Człowiek jest wypadkową wielu dążeń i celów jednostkowych; społeczeństwo jest z kolei sumą tych pojedynczych wektorów. Budowanie doktryny społecznej bazującej na maksymalnej i optymalnej wolności jednostek, przy równoczesnym wspieraniu samorozwoju cywilizacyjnego każdego obywatela, uważamy za podstawę do budowania lepszej przyszłości następnych pokoleń.
A ponieważ człowiek ma w sobie wiele potrzeb zarówno materialnych jak i duchowych, stąd nasze kompleksowe podejście do kwestii społeczeństwa. Dlatego nie skupiamy się wyłączenie na samych badaniach naukowych, ale wspieramy też kreatywność artystyczną oraz przedsiębiorczość. Prawdopodobnie, tylko harmonia tych wszystkich elementów jest w stanie dostarczać lepszej i pełniejszej wizji przyszłości.
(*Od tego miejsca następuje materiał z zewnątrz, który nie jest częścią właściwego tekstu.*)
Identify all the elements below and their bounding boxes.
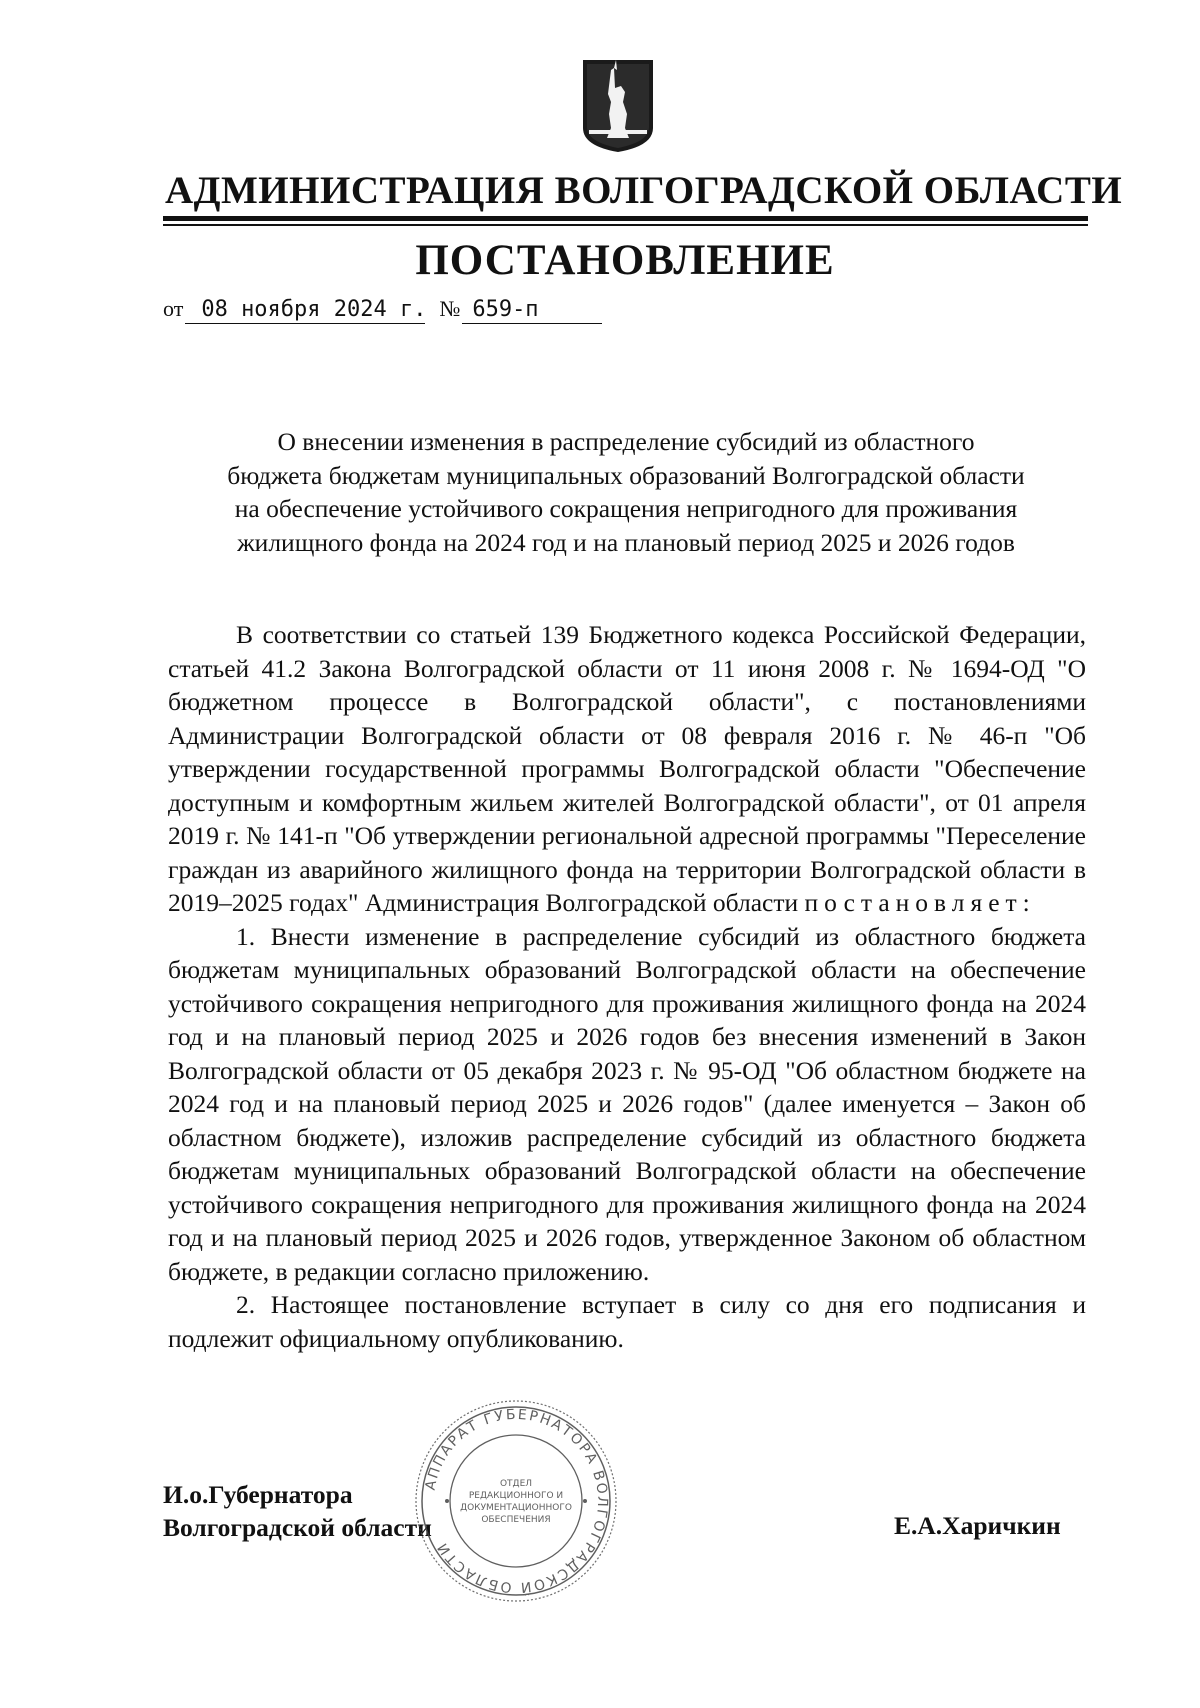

Chcemy skupiać ludzi o otwartych umysłach, którzy w minimalnym stopniu są skażeni doktrynizmem. Ponieważ sami jesteśmy antydoktrynistami, więc z otwartymi ramionami witamy tych co badają różne doktryny polityczne i społeczne. Naszym celem jest bowiem dyskusja, a nie walka ślepców „zakochanych” w jednej doktrynie. My nie osądzamy z góry, dystansujemy się od ślepej poprawności politycznej. Chcemy bowiem poznać prawdę, choć wiemy jednocześnie, że najprawdopodobniej, absolutnej prawdy nie dane nam będzie dotknąć. Jako prawdziwi racjonaliści (proszę nie mylić tego słowa z sektą wyznawców pseudoracjonalizmu), nie czujemy żadnej nienawiści do religii, a wręcz odczuwamy szacunek i sympatię do tych religii, które urosły na wielowiekowych badaniach filozoficznych i teologicznych. Ponieważ poszukujemy prawdy, a więc jej nie znamy, żadnej doktrynie (choćby religijnej) nie mówimy z góry „nie”.
Do każdego problemu i zagadnienia chcemy podchodzić w sposób obiektywny, naukowy i bez uprzedeń. Zachowujemy gotowość i czujność, by w odpowiednim momencie móc krzyknąć „król jest nagi”, a jednocześnie jesteśmy świadomi, że „nagość króla” może być procesem pozytywnym dla scalenia i budowy solidarnego społeczeństwa.
Nasze cele są bardzo poważne, wręcz krytycznie priorytetowe dla dalszych losów społeczeństw; mimo takiej odpowiedzialności nie chcemy być „sztywni” i smutni. Potrafimy odnaleźć chwilę czasu na uśmiech, a radość z życia to według nas jeden z kluczowych elementów sukcesu w naszej trudnej misji. Nie dajemy się sterroryzować smutnej szarej rzeczywistości. Staramy się dostrzegać szklanki do połowy wypełnione wodą (a nie tylko do połowy puste). Cenimy dobry żart i poczucie humoru, o ile nie są przykrywką dla kpiny i agresji. Żart może być bowiem tylko ozdobnikiem lub podkreśleniem tezy, a nie argumentem na jej obronę.
Instytut Północny poszukuje Prawdy, zdając sobie jednak sprawę z tego, że najprawdopodobniej nie jest możliwe pełne jej poznanie. Poszukiwanie Prawdy to bodajże najbardziej ekstremalny sport. Jest jak alpinizm uprawiany we mgle na górze, której wierzchołka nie widać, a w koło czyhają zdradliwe rozpadliny poprawności politycznej i pseudowierzchołki uproszczonych wąskich teorii.